Reformed Broker and Epicurean Dealmaker recently provided a necessary service in defending Bain Capital from scurrilous and misinformed attacks. I suggest, however, that this “rallying of the finance troops” is an example of preaching to the converted, and talking over the heads of an increasingly motivated anti-finance movement. Again, the anti-Bain idiocy deserved a corrective response and both Josh and TED did so effectively. However, there is a sense in which the argument is merely shoring up the walls of the finance cocoon.
The Other End of the Pendulum
It is possible to view the socioeconomic conditions of 2005 as the converse of 1975. Thirty years ago, corporate management was largely powerless in the face of labor power, taxes were extreme and government intervention was the “vampire squid” of the age. Profits sucked and unless investors were fully exposed to the major geopolitical clusterfuck of Iran-related East tensions, returns were scarce to non-existent. Beginning with Reagan, the pendulum began to swing back, slowly crushing labor and, for our purposes, culminating with the repeal of Glass-Steagall.
To be employed in finance in the 75-05 period was to believe fully in the primacy of bottom line, profit-related orthodoxy. If nothing else, it sustained the efforts to clear the political and regulatory anti-business, socialist clutter of 1970s. As an organizing principle, faith in the bottom line provided the advantages of clarity and measurability in addition to the obvious outsized creation of wealth. Bain Capital, among many others, is the walking, talking, strutting embodiment of this thirty-year transition – the realization of a Platonic form dreamed up by William F. Buckley and other 1970s-era pro-business conservatives.
The Financial Crisis was a clear representation of the other end of the socioeconomic pendulum, and the excesses, arrogance, avarice and overall public destructiveness of finance was clearly analogous to that of organized labor and misguided government in the 70s. To blindly defend Bain now is to associate ourselves with the spluttering, enraged defenders of organized labor in the early 80s. In both cases, an intellectually-consistent orthodoxy not acclimated to criticism had ceased to function for wide segments of the population, in the current case the un- or under-employed.
We are conditioned, in finance, to accept as an axiom that aggregate corporate profitability should be the end goal of almost all government policy. Primarily, we only really argue about the means to achieve this. Outside of the finance cocoon however, this is exactly the mode of thinking they believe is the problem. For people who haven’t experience real wage growth in a couple decades (i.e almost everybody in numerical terms), finance-generated, corporate profit-friendly policy solutions to the current economic malaise are a ridiculous, tragic joke. “Oh, really? You want license to fire more of us in the pursuit of productivity? While cutting unemployment insurance? Where do I sign up?”.

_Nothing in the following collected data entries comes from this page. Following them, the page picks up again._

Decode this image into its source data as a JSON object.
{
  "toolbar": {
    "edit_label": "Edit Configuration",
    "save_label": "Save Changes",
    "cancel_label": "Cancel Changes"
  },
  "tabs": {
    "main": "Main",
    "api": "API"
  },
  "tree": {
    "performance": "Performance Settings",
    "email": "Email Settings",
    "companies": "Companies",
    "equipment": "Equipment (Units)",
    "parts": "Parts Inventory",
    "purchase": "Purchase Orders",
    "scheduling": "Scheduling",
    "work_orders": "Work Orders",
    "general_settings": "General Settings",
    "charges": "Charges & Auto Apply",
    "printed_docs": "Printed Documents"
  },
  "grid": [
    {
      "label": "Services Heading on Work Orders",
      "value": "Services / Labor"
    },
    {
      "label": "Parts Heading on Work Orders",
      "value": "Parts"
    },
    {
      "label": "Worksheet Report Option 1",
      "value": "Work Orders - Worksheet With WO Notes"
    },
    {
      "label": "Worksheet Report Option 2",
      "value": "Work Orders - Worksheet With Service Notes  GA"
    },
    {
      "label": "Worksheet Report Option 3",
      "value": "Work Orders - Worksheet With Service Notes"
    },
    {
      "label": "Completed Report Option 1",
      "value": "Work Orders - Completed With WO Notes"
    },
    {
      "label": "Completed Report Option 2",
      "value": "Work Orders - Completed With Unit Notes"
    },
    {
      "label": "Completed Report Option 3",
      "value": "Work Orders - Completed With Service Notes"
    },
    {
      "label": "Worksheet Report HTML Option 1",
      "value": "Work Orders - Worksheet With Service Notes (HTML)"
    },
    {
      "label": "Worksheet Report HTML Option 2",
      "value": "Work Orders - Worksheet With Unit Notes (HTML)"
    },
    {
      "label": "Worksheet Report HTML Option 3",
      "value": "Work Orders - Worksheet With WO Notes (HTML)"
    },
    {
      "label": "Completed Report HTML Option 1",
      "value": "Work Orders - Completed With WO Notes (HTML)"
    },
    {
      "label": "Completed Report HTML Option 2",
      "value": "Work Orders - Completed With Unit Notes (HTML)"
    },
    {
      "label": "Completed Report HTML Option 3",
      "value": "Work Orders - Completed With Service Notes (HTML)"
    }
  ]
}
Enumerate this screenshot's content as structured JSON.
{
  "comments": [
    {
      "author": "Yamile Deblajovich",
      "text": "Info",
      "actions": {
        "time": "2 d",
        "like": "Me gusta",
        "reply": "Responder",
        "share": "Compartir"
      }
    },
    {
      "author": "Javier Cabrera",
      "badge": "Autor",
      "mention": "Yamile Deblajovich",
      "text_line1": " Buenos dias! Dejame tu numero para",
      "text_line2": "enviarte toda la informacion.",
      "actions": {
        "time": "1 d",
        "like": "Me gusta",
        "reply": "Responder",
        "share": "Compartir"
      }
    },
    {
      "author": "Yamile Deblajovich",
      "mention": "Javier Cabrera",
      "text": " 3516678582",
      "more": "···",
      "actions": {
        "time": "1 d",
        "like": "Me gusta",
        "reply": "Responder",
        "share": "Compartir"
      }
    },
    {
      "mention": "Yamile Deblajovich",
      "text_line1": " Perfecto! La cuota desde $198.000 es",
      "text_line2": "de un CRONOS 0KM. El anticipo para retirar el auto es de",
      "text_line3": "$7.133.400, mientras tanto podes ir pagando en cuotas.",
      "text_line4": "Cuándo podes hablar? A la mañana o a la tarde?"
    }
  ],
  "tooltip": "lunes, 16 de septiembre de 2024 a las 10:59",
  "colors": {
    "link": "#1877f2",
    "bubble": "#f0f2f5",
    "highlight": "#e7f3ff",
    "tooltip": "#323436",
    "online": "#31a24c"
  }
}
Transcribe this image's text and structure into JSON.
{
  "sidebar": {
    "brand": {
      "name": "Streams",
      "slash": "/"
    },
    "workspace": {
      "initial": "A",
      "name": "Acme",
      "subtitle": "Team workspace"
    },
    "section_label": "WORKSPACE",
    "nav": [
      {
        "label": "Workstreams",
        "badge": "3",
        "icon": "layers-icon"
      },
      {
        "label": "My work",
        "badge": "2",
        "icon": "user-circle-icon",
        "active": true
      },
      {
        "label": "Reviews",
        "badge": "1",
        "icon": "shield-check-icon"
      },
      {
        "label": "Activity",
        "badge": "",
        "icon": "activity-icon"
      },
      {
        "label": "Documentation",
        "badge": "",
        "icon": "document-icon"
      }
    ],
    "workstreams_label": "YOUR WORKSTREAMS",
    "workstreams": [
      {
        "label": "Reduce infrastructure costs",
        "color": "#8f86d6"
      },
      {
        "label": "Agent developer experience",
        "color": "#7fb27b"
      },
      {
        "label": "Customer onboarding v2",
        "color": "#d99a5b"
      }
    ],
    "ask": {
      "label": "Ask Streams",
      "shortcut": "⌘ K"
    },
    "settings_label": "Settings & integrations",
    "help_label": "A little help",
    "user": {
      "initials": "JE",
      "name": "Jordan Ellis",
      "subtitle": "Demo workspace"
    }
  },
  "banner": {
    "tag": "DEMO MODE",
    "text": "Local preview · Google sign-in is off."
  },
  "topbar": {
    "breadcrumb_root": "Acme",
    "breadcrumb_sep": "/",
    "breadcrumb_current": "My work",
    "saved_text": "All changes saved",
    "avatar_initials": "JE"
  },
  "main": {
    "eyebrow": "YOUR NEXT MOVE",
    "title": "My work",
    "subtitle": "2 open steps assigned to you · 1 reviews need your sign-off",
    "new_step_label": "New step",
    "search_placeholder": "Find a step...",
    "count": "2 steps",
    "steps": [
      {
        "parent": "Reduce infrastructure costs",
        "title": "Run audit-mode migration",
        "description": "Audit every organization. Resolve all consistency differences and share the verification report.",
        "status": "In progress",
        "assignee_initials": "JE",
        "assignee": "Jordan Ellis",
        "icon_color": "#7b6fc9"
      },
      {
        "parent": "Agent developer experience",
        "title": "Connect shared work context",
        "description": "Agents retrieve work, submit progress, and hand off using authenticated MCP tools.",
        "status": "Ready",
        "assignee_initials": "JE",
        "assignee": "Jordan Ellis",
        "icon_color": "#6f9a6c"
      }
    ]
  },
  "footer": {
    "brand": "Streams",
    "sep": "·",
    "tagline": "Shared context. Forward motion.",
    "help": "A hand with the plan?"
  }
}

Incumbent politicians and the banking industry will use all of their considerable intellectual capital to maintain the current, rent-seeking status quo. The truth in the end, however, is that many of the actions of the investment banks during the lead up to the GFC were entirely indefensible, and eventually history will show this. It does not, importantly, mean that the economically important aspects of finance should be “thrown out with the bathwater” of reform or that every element of the business is corrupt. But, in defending the finance industry from attempts to reform we are going to have to understand that for most Americans, referrals to the benefits of increased profitability are going to fall on deaf, increasingly angry ears.